1 General Model for Sex-limitation

The general sex-limitation model allows us to (1) estimate the magnitude of genetic and environmental effects on male and female phenotypes and (2) determine whether or not it is the same set of genes or shared environmental experiences that influence a trait in males and females. Although the first task may be achieved with data from like-sex twin pairs only, the second task requires that we have data from opposite-sex pairs (Eaves et al., 1978). Thus, the Mx script we describe will include model specifications for all 5 zygosity groups (MZ-male, MZ-female, DZ-male, DZ-female, DZ-opposite-sex). To introduce the general sex-limitation model, we consider a path diagram for opposite-sex pairs, shown in Figure 9.1. Included among the ultimate variables in the diagram are female and male additive genetic ($A_{f}$ and $A_{m}$), dominant genetic ($D_{f}$ and $D_{m}$), and unique environmental ($E_{f}$ and $E_{m}$) effects, which influence the latent phenotype of the female ($P_{f}$) or male ($P_{m}$) twin. The additive and dominant genetic effects are correlated within twin pairs ($\alpha$ = 0.50 for additive effects, and $\beta$ = 0.25 for dominant effects) as they are for DZ like-sex pairs in the simple univariate ACE model. This correlational structure implies that the genetic effects represent common sets of genes which influence the trait in both males and females; however, since $a_{m}$ and $a_{f}$ or $d_{m}$ and $d_{f}$ are not constrained to be equal, the common effects need not have the same magnitude across the sexes.

Figure 9.1: The general genotype $\times$ sex interaction model for twin data. Path diagram is shown for DZ opposite-sex twin pairs. $\alpha$ = 0.5 and $\beta$ = 0.25.

Figure 9.1 also includes ultimate variables for the male (or female) member of the opposite-sex twin pair ($A'_{m}$ and $D'_{m}$) which do not correlate with genetic effects on the female phenotype. For this reason, we refer to $A'_{m}$ and $D'_{m}$ as sex-specific variables. Significant estimates of their effects indicate that the set of genes which influences a trait in males is not identical to that which influences a trait in females. To determine the extent of male-female genetic similarity, one can calculate the male-female genetic correlation ($r_{g}$).
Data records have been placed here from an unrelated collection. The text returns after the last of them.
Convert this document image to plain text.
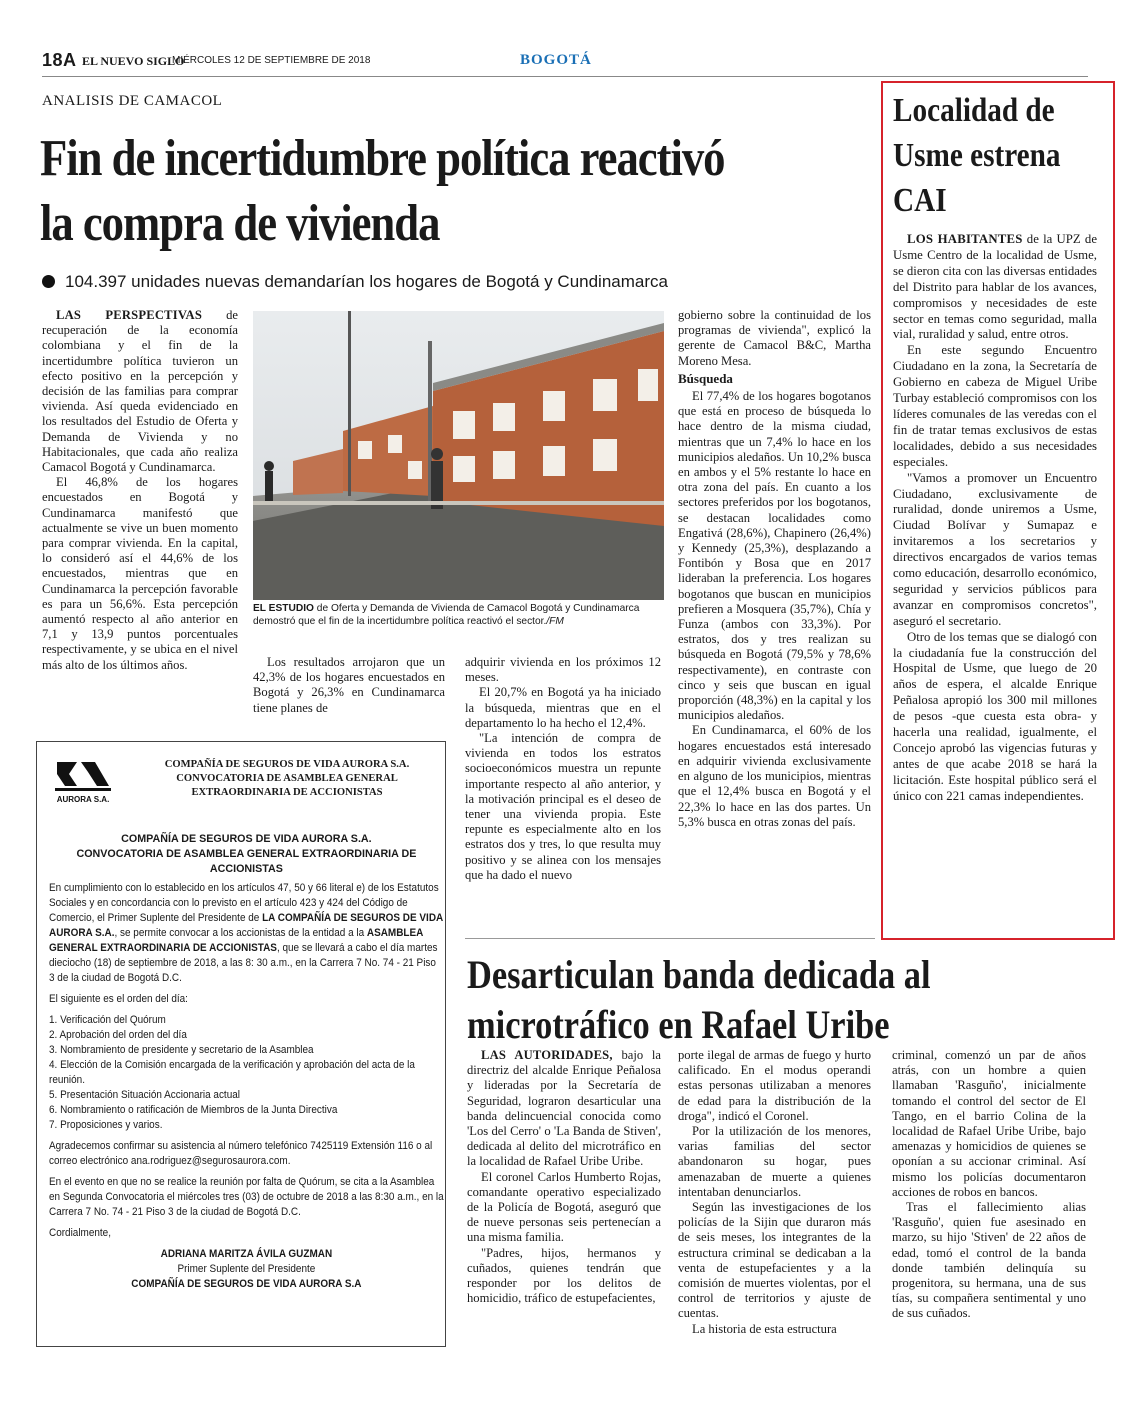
18A EL NUEVO SIGLO
MIÉRCOLES 12 DE SEPTIEMBRE DE 2018	BOGOTÁ
ANALISIS DE CAMACOL
Fin de incertidumbre política reactivó la compra de vivienda
104.397 unidades nuevas demandarían los hogares de Bogotá y Cundinamarca

LAS PERSPECTIVAS de recuperación de la economía colombiana y el fin de la incertidumbre política tuvieron un efecto positivo en la percepción y decisión de las familias para comprar vivienda. Así queda evidenciado en los resultados del Estudio de Oferta y Demanda de Vivienda y no Habitacionales, que cada año realiza Camacol Bogotá y Cundinamarca.

El 46,8% de los hogares encuestados en Bogotá y Cundinamarca manifestó que actualmente se vive un buen momento para comprar vivienda. En la capital, lo consideró así el 44,6% de los encuestados, mientras que en Cundinamarca la percepción favorable es para un 56,6%. Esta percepción aumentó respecto al año anterior en 7,1 y 13,9 puntos porcentuales respectivamente, y se ubica en el nivel más alto de los últimos años.

EL ESTUDIO de Oferta y Demanda de Vivienda de Camacol Bogotá y Cundinamarca demostró que el fin de la incertidumbre política reactivó el sector./FM

Los resultados arrojaron que un 42,3% de los hogares encuestados en Bogotá y 26,3% en Cundinamarca tiene planes de

adquirir vivienda en los próximos 12 meses.

El 20,7% en Bogotá ya ha iniciado la búsqueda, mientras que en el departamento lo ha hecho el 12,4%.

"La intención de compra de vivienda en todos los estratos socioeconómicos muestra un repunte importante respecto al año anterior, y la motivación principal es el deseo de tener una vivienda propia. Este repunte es especialmente alto en los estratos dos y tres, lo que resulta muy positivo y se alinea con los mensajes que ha dado el nuevo

gobierno sobre la continuidad de los programas de vivienda", explicó la gerente de Camacol B&C, Martha Moreno Mesa.

Búsqueda

El 77,4% de los hogares bogotanos que está en proceso de búsqueda lo hace dentro de la misma ciudad, mientras que un 7,4% lo hace en los municipios aledaños. Un 10,2% busca en ambos y el 5% restante lo hace en otra zona del país. En cuanto a los sectores preferidos por los bogotanos, se destacan localidades como Engativá (28,6%), Chapinero (26,4%) y Kennedy (25,3%), desplazando a Fontibón y Bosa que en 2017 lideraban la preferencia. Los hogares bogotanos que buscan en municipios prefieren a Mosquera (35,7%), Chía y Funza (ambos con 33,3%). Por estratos, dos y tres realizan su búsqueda en Bogotá (79,5% y 78,6% respectivamente), en contraste con cinco y seis que buscan en igual proporción (48,3%) en la capital y los municipios aledaños.

En Cundinamarca, el 60% de los hogares encuestados está interesado en adquirir vivienda exclusivamente en alguno de los municipios, mientras que el 12,4% busca en Bogotá y el 22,3% lo hace en las dos partes. Un 5,3% busca en otras zonas del país.

AURORA S.A.
COMPAÑÍA DE SEGUROS DE VIDA AURORA S.A.
CONVOCATORIA DE ASAMBLEA GENERAL
EXTRAORDINARIA DE ACCIONISTAS
COMPAÑÍA DE SEGUROS DE VIDA AURORA S.A.
CONVOCATORIA DE ASAMBLEA GENERAL EXTRAORDINARIA DE ACCIONISTAS

En cumplimiento con lo establecido en los artículos 47, 50 y 66 literal e) de los Estatutos Sociales y en concordancia con lo previsto en el artículo 423 y 424 del Código de Comercio, el Primer Suplente del Presidente de LA COMPAÑÍA DE SEGUROS DE VIDA AURORA S.A., se permite convocar a los accionistas de la entidad a la ASAMBLEA GENERAL EXTRAORDINARIA DE ACCIONISTAS, que se llevará a cabo el día martes dieciocho (18) de septiembre de 2018, a las 8: 30 a.m., en la Carrera 7 No. 74 - 21 Piso 3 de la ciudad de Bogotá D.C.

El siguiente es el orden del día:

1. Verificación del Quórum
2. Aprobación del orden del día
3. Nombramiento de presidente y secretario de la Asamblea
4. Elección de la Comisión encargada de la verificación y aprobación del acta de la reunión.
5. Presentación Situación Accionaria actual
6. Nombramiento o ratificación de Miembros de la Junta Directiva
7. Proposiciones y varios.

Agradecemos confirmar su asistencia al número telefónico 7425119 Extensión 116 o al correo electrónico ana.rodriguez@segurosaurora.com.

En el evento en que no se realice la reunión por falta de Quórum, se cita a la Asamblea en Segunda Convocatoria el miércoles tres (03) de octubre de 2018 a las 8:30 a.m., en la Carrera 7 No. 74 - 21 Piso 3 de la ciudad de Bogotá D.C.

Cordialmente,

ADRIANA MARITZA ÁVILA GUZMAN
Primer Suplente del Presidente
COMPAÑÍA DE SEGUROS DE VIDA AURORA S.A
Localidad de Usme estrena CAI

LOS HABITANTES de la UPZ de Usme Centro de la localidad de Usme, se dieron cita con las diversas entidades del Distrito para hablar de los avances, compromisos y necesidades de este sector en temas como seguridad, malla vial, ruralidad y salud, entre otros.

En este segundo Encuentro Ciudadano en la zona, la Secretaría de Gobierno en cabeza de Miguel Uribe Turbay estableció compromisos con los líderes comunales de las veredas con el fin de tratar temas exclusivos de estas localidades, debido a sus necesidades especiales.

"Vamos a promover un Encuentro Ciudadano, exclusivamente de ruralidad, donde uniremos a Usme, Ciudad Bolívar y Sumapaz e invitaremos a los secretarios y directivos encargados de varios temas como educación, desarrollo económico, seguridad y servicios públicos para avanzar en compromisos concretos", aseguró el secretario.

Otro de los temas que se dialogó con la ciudadanía fue la construcción del Hospital de Usme, que luego de 20 años de espera, el alcalde Enrique Peñalosa apropió los 300 mil millones de pesos -que cuesta esta obra- y hacerla una realidad, igualmente, el Concejo aprobó las vigencias futuras y antes de que acabe 2018 se hará la licitación. Este hospital público será el único con 221 camas independientes.

Desarticulan banda dedicada al microtráfico en Rafael Uribe

LAS AUTORIDADES, bajo la directriz del alcalde Enrique Peñalosa y lideradas por la Secretaría de Seguridad, lograron desarticular una banda delincuencial conocida como 'Los del Cerro' o 'La Banda de Stiven', dedicada al delito del microtráfico en la localidad de Rafael Uribe Uribe.

El coronel Carlos Humberto Rojas, comandante operativo especializado de la Policía de Bogotá, aseguró que de nueve personas seis pertenecían a una misma familia.

"Padres, hijos, hermanos y cuñados, quienes tendrán que responder por los delitos de homicidio, tráfico de estupefacientes,

porte ilegal de armas de fuego y hurto calificado. En el modus operandi estas personas utilizaban a menores de edad para la distribución de la droga", indicó el Coronel.

Por la utilización de los menores, varias familias del sector abandonaron su hogar, pues amenazaban de muerte a quienes intentaban denunciarlos.

Según las investigaciones de los policías de la Sijin que duraron más de seis meses, los integrantes de la estructura criminal se dedicaban a la venta de estupefacientes y a la comisión de muertes violentas, por el control de territorios y ajuste de cuentas.

La historia de esta estructura

criminal, comenzó un par de años atrás, con un hombre a quien llamaban 'Rasguño', inicialmente tomando el control del sector de El Tango, en el barrio Colina de la localidad de Rafael Uribe Uribe, bajo amenazas y homicidios de quienes se oponían a su accionar criminal. Así mismo los policías documentaron acciones de robos en bancos.

Tras el fallecimiento alias 'Rasguño', quien fue asesinado en marzo, su hijo 'Stiven' de 22 años de edad, tomó el control de la banda donde también delinquía su progenitora, su hermana, una de sus tías, su compañera sentimental y uno de sus cuñados.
As usual (see Chapter 2) the correlation is computed as the covariance of the two variables divided by the product of their respective standard deviations. Thus, for additive genetic effects we have

$$r_g=\frac{a_m a_f}{\sqrt{a_f^2(a_m^2+a_m^{\prime 2})}}$$

Alternatively, a similar estimate may be obtained for dominant genetic effects. However, the information available from twin pairs reared together precludes the estimation of both sex-specific parameters, $a'_{m}$ and $d'_{m}$ and, consequently, both additive and dominance genetic correlations. Instead, models including $A'_{m}$ or $D'_{m}$ may be fit to the data, and their fits compared using appropriate goodness-of-fit indices, such as Akaike's Information Criteria (AIC; Akaike, 1987; see Section ). This criterion may be used to compare the fit of an $ACE$ model to the fit of an $ADE$ model. AIC is one member of a class of indices that reflect both the goodness of fit of a model and its parsimony, or ability to account for the observed data with few parameters. To generalize the model specified in Figure 9.1 to other zygosity groups, the parameters associated with the female phenotype are equated to similar effects on the phenotypes of female same-sex MZ and DZ twin pairs. In the same manner, all parameters associated with the male phenotype (reflecting effects which are common to both sexes as well as those specific to males) are equated to effects on both members of male same-sex MZ and DZ pairs. As a result, the model predicts that variances will be equal for all female twins, and all male twins, regardless of zygosity group or twin status (i.e., twin 1 vs. twin 2). The model does not necessarily predict equality of variances across the sexes.